В целом роль эпитетов в повести Л. Андреева связана с резко выраженным авторским началом повествования, со стремлением достичь предельного эмоционального воздействия. Посредством нагнетания и сочетания эпитетов писатель добивается экспрессии изображаемого: «Как ужасно, когда человек воет… Рот кривится на сторону, мышцы лица напрягаются, как верёвки, зубы по-собачьи оскаливаются, и из тёмного отверстия рта идёт этот отвратительный, ревущий, свистящий, хохочущий, воющий звук…»

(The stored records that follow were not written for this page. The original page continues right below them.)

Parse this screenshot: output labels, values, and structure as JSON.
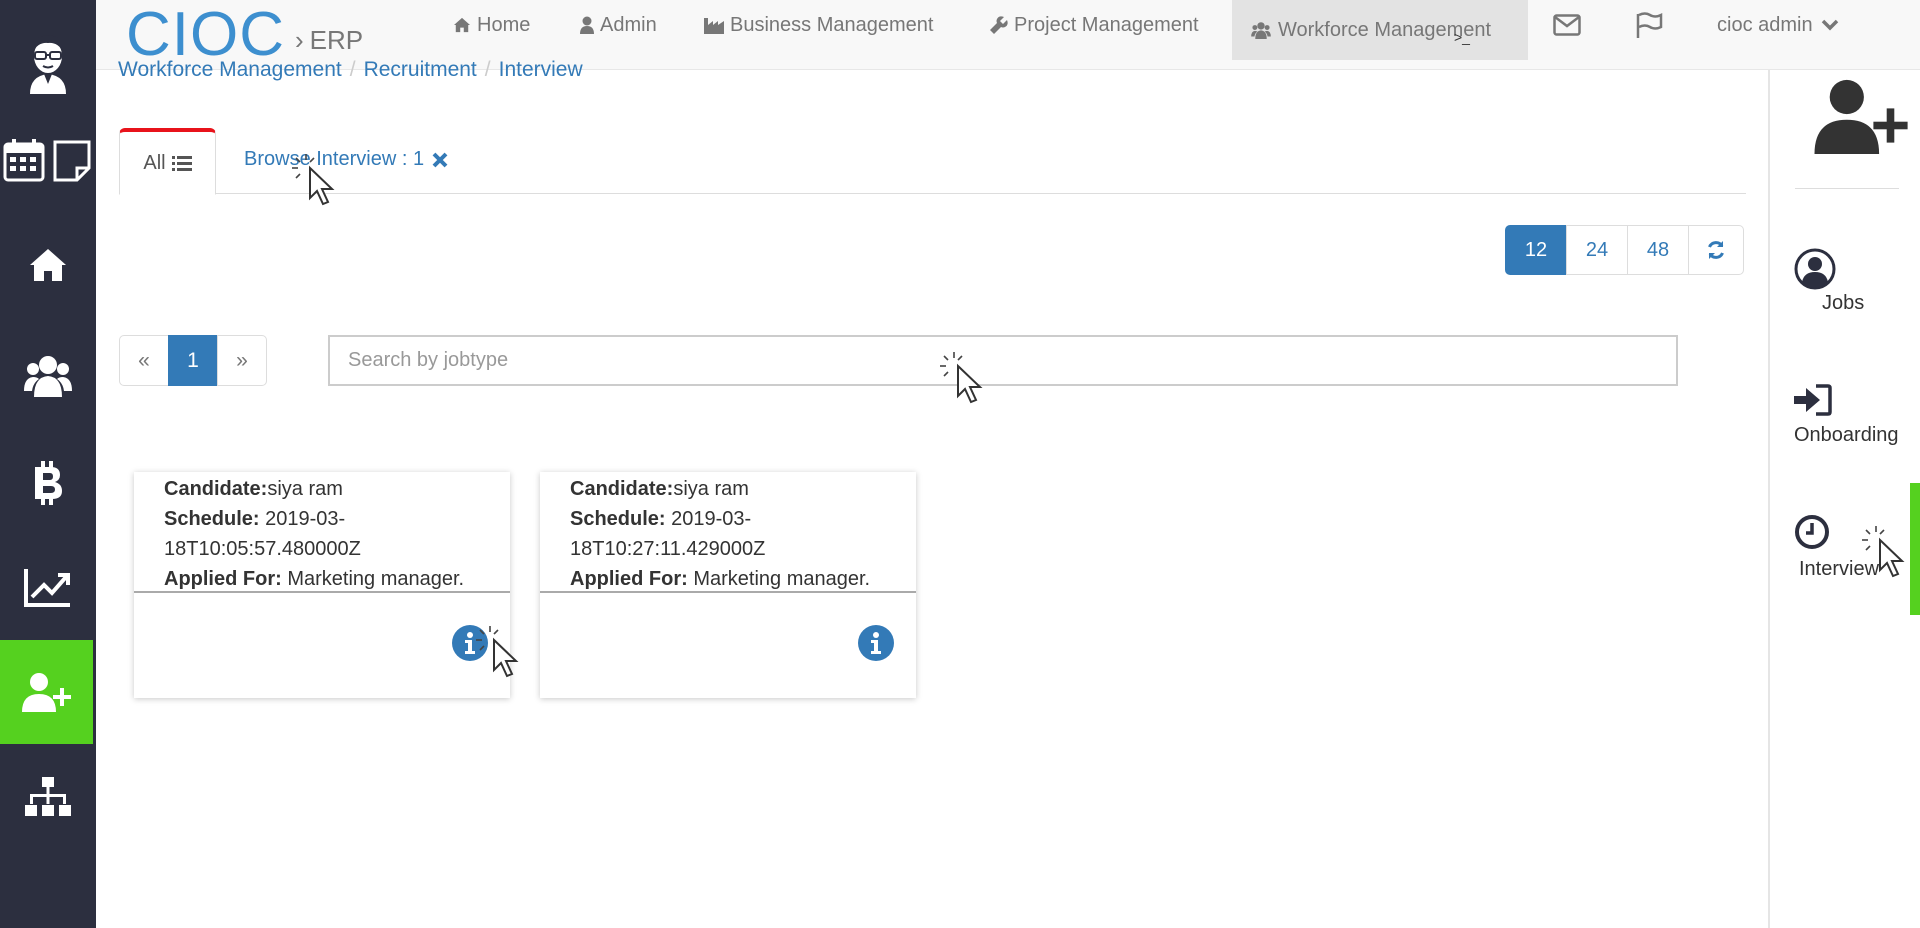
{
  "brand": {
    "logo": "CIOC",
    "separator": "›",
    "subtitle": "ERP"
  },
  "topnav": {
    "items": [
      {
        "label": "Home",
        "icon": "home-icon"
      },
      {
        "label": "Admin",
        "icon": "user-icon"
      },
      {
        "label": "Business Management",
        "icon": "industry-icon"
      },
      {
        "label": "Project Management",
        "icon": "wrench-icon"
      },
      {
        "label": "Workforce Management",
        "icon": "users-icon",
        "active": true
      }
    ],
    "terminal_glyph": ">_",
    "user_label": "cioc admin"
  },
  "sidebar": {
    "items": [
      {
        "name": "avatar",
        "icon": "avatar-icon"
      },
      {
        "name": "calendar-notes",
        "icon": "calendar-icon"
      },
      {
        "name": "home",
        "icon": "home-icon"
      },
      {
        "name": "people",
        "icon": "users-icon"
      },
      {
        "name": "finance",
        "icon": "bitcoin-icon"
      },
      {
        "name": "analytics",
        "icon": "chart-line-icon"
      },
      {
        "name": "workforce",
        "icon": "user-plus-icon",
        "active": true
      },
      {
        "name": "organization",
        "icon": "sitemap-icon"
      }
    ]
  },
  "breadcrumb": [
    "Workforce Management",
    "Recruitment",
    "Interview"
  ],
  "tabs": {
    "all_label": "All",
    "browse_label": "Browse Interview : 1"
  },
  "page_size": {
    "options": [
      "12",
      "24",
      "48"
    ],
    "selected": "12"
  },
  "pagination": {
    "prev": "«",
    "current": "1",
    "next": "»"
  },
  "search": {
    "placeholder": "Search by jobtype",
    "value": ""
  },
  "cards": [
    {
      "candidate_label": "Candidate:",
      "candidate": "siya ram",
      "schedule_label": "Schedule:",
      "schedule_line1": "2019-03-",
      "schedule_line2": "18T10:05:57.480000Z",
      "applied_label": "Applied For:",
      "applied": "Marketing manager."
    },
    {
      "candidate_label": "Candidate:",
      "candidate": "siya ram",
      "schedule_label": "Schedule:",
      "schedule_line1": "2019-03-",
      "schedule_line2": "18T10:27:11.429000Z",
      "applied_label": "Applied For:",
      "applied": "Marketing manager."
    }
  ],
  "right_panel": {
    "items": [
      {
        "label": "Jobs",
        "icon": "user-circle-icon"
      },
      {
        "label": "Onboarding",
        "icon": "sign-in-icon"
      },
      {
        "label": "Interview",
        "icon": "clock-icon",
        "active": true
      }
    ]
  },
  "colors": {
    "sidebar_bg": "#2c2f3f",
    "accent_green": "#55d11f",
    "primary_blue": "#337ab7",
    "tab_red": "#e8131b"
  }
}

[т. 1, с. 392]. Однако, как справедливо полагает Л.В. Чичерин, «грамматическая форма нагнетания однородных членов имеет смысловое значение…»7. Здесь нагнетание, накопление эпитетов является не простым перечислением однородных членов предложения, а заключает в себе (как в грамматической форме) своего рода превосходную степень, смысл которой – в передаче страха героя перед приближающейся неизбежностью признания собственного безумия.Важной составной частью экспрессивного стиля повести «Мысль» является её ритмико-синтаксическая структура. Характерная примета андреевского экспрессивного синтаксиса – так называемые паратаксические конструкции, представляющие собой «нанизывание» простых предложений, словосочетаний и отдельных слов, скрепляемых анафорическим союзом «и»: «А мир спокойно спит: и мужья целуют своих жён, и ученые читают лекции, и нищий радуется брошенной копейке»; «Разве я не был и велик, и свободен, и счастлив?»

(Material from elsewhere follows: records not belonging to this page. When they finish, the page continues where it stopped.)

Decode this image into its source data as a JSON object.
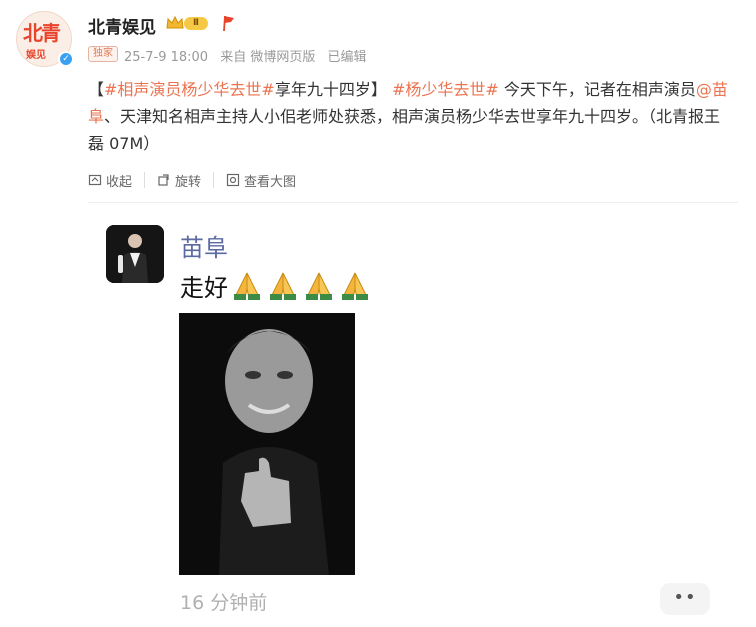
{
  "account": {
    "avatar_text": "北青",
    "avatar_sub": "娱见",
    "name": "北青娱见",
    "vip_level": "Ⅱ",
    "exclusive_tag": "独家",
    "date": "25-7-9 18:00",
    "source": "来自 微博网页版",
    "edited": "已编辑"
  },
  "post": {
    "open_bracket": "【",
    "tag1": "#相声演员杨少华去世#",
    "headline": "享年九十四岁",
    "close_bracket": "】",
    "tag2": "#杨少华去世#",
    "text1": " 今天下午，记者在相声演员",
    "mention": "@苗阜",
    "text2": "、天津知名相声主持人小佀老师处获悉，相声演员杨少华去世享年九十四岁。（北青报王磊 07M）"
  },
  "actions": {
    "collapse": "收起",
    "rotate": "旋转",
    "view_large": "查看大图"
  },
  "embedded": {
    "name": "苗阜",
    "text": "走好",
    "emoji": "pray-icon",
    "timestamp": "16 分钟前",
    "more": "••"
  },
  "colors": {
    "accent": "#eb7350",
    "name_blue": "#5b6aa0",
    "verified": "#3aa1f2"
  }
}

[т. 1, с. 418]. Большое значение паратаксические конструкции приобретают в создании экспрессии ритма. Их роль усиливается разветвлённой системой повторов, среди которых наиболее важное место занимают лексико-синтаксические параллелизмы: «И я наслаждался своею мыслью. Невинная в своей красоте, она отдавалась мне со всей страстью, как любовница, служила мне, как раба, и поддерживала меня, как друг» [т. 1, с. 404].Повторы разных типов, которые выполняют различные функции, – неотъемлемая часть стиля Л. Андреева. Хотя объём повторяющихся отрезков в прозе Л. Андреева обычно не превышает фразы, именно повтор фразы, как справедливо отмечает Н.А. Кожевникова, – один из источников повышенной экспрессивности его стиля8
. В повести «Мысль», как и в других произведениях писателя, повторяются фразы, важные в смысловом отношении, определяющие смысловой центр сцены («Мне тяжело. Мне безумно тяжело…» [т. 1, с. 388]) или всего произведения («Он думал, что он притворяется, а он действительно сумасшедший…» [т. 1, с. 408, 409, 410]). Совершенно особый характер повествования создаётся системой повторов в пределах одной фразы. Эти повторы, – как правило, троекратные, – позволяют автору заострить переживание героя, задержать на нём внимание читателя: «И я это знал, знал, знал…»; «Я очень рад, что вспомнил его, очень, очень рад…»; «… мне стало так смешно от этой нелепости, что я уселся тут же на полу и хохотал, хохотал, хохотал…» [т. 1, с. 392, 400, 415].